Alejandro A. Tagliavini

Al Capone era un niño de pecho

Al Capone no fue una creación de Hollywood, sino de la “ley seca”. Prohibir la comercialización del alcohol logró la aparición del submundo de la ilegalidad y el crimen. Del mismo modo, los modernos traficantes de drogas y, probablemente, también las FARC no son el resultado de un guión cinematográfico sino de la violencia estatal. Según Ted Galen Carpenter, de Cato Institute, las FARC recaudaban US$$600 millones al año del narcotráfico. Muchos de estos grupos guerrilleros no existirían sin los recursos de las drogas. No se trata de desconocer el enorme daño que producen las sustancias ilegales, sino de comprender que la violencia, precisamente, agrava el problema.

La “guerra contra las drogas” es un círculo vicioso. Cuanto más fuerte es la represión (la violencia) estatal, más se dificulta su tráfico encareciendo el precio y, entonces, más dinero hay para el negocio y para corromper a los burócratas. La mayor parte de la droga es movida por funcionarios corruptos a través de canales legales. El narcotráfico se nutre de mano de obra barata entre desocupados y empobrecidos campesinos.

El Nobel de Economía, Gary S. Becker, escribió en el Journal of Political Economy que “la guerra contra las drogas está costando a EE.UU. más de US$$100,000 millones al año”. Además de The Economist y otro premio Nobel, Milton Friedman, muchos apoyan la legalización. Para George Shultz, ex secretario de Estado, “la legalización… eliminaría el incentivo de reclutar jóvenes para la adicción”. Según Steven Duke, profesor en Yale, “legalizar las drogas reduciría el consumo de alcohol, que es más dañino”. Para George Soros, la guerra contra las drogas está causando más daño que el abuso de estupefacientes.

Resulta razonable que ahora Juan Manuel Santos hable de la “prosperidad democrática“, como eco de la “seguridad democrática”, la política de su predecesor, que erradicó a la guerrilla de rutas y ciudades, lo que incrementó el nivel de inversiones y el crecimiento económico en Colombia, ¿o fue a la inversa?

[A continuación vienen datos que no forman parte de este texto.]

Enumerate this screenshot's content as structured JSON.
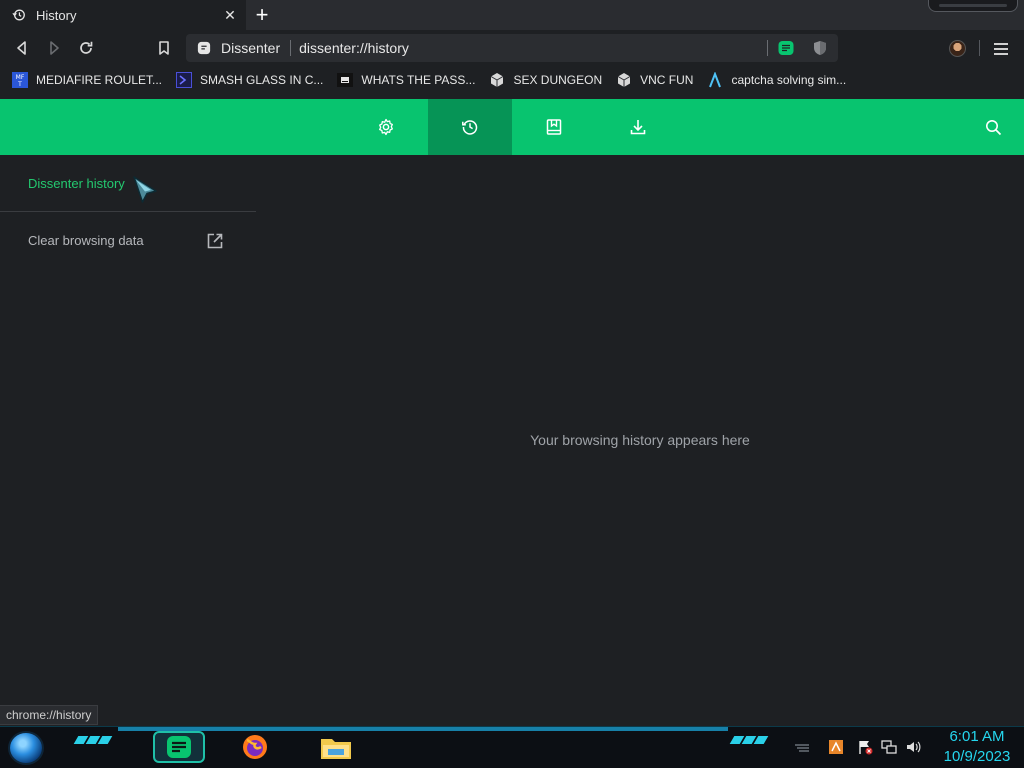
{
  "browser": {
    "tab": {
      "title": "History",
      "close_glyph": "✕"
    },
    "new_tab_glyph": "+",
    "omnibox": {
      "site_name": "Dissenter",
      "url": "dissenter://history"
    }
  },
  "bookmarks": [
    {
      "label": "MEDIAFIRE ROULET...",
      "icon": "mediafire-icon"
    },
    {
      "label": "SMASH GLASS IN C...",
      "icon": "prompt-icon"
    },
    {
      "label": "WHATS THE PASS...",
      "icon": "terminal-icon"
    },
    {
      "label": "SEX DUNGEON",
      "icon": "cube-icon"
    },
    {
      "label": "VNC FUN",
      "icon": "cube-icon"
    },
    {
      "label": "captcha solving sim...",
      "icon": "lambda-icon"
    }
  ],
  "dissenter": {
    "nav": [
      "settings",
      "history",
      "bookmarks",
      "downloads"
    ],
    "active_nav": "history",
    "sidebar": {
      "active_item": "Dissenter history",
      "item": "Clear browsing data"
    },
    "empty_message": "Your browsing history appears here"
  },
  "status_bar": {
    "text": "chrome://history"
  },
  "taskbar": {
    "time": "6:01 AM",
    "date": "10/9/2023"
  },
  "colors": {
    "accent": "#08c46f",
    "accent_active": "#069456",
    "active_text": "#23c86f",
    "background": "#1e2023",
    "clock": "#25d6ee"
  }
}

El problema, al menos en parte, ha sido trasladado a México donde, desde fines de 2006, han muerto 28,000 a causa de la guerra contra el narcotráfico. Los sicarios atacan a las fuerzas federales hasta con explosivos plásticos militares como el C4. El cártel de Sinaloa se atribuye el secuestro de periodistas en el estado de Durango. En el primer semestre de 2010 fueron asesinados diez periodistas, once desaparecieron y la prensa soportó 54 agresiones.

Para colmo de males, esta guerra potencia el “celo” de algunos por “cuidar” su frontera. Además de los 1,200 efectivos de la Guardia Nacional que envía ahora Obama como refuerzo, existen más de 600 grupos racistas como el Ku Klux Klan, los Guardianes de la Frontera y los Minutemen, según el Southern Poverty Law Center, que se dedican a la caza de inmigrantes. Cada año aumentan 20 por ciento los crímenes cometidos por estos terroristas. Pero el éxodo no cesa, demostrando que la violencia nada soluciona. Precisamente, huyen de la violencia.

Cuba es una isla cárcel, violenta como todas las cárceles, pero los carceleros cubanos no serían tan efectivos sino fuera porque la Patrulla Fronteriza en la Costa de La Florida deporta a los cubanos que logran huir desesperadamente, muchas veces en embarcaciones tan precarias que algunas suelen ser descubiertas sin nadie adentro, sólo Dios sabe dónde quedaron los cadáveres.

El autor es miembro del Consejo Asesor del Center on Global Prosperity, de Oakland, California.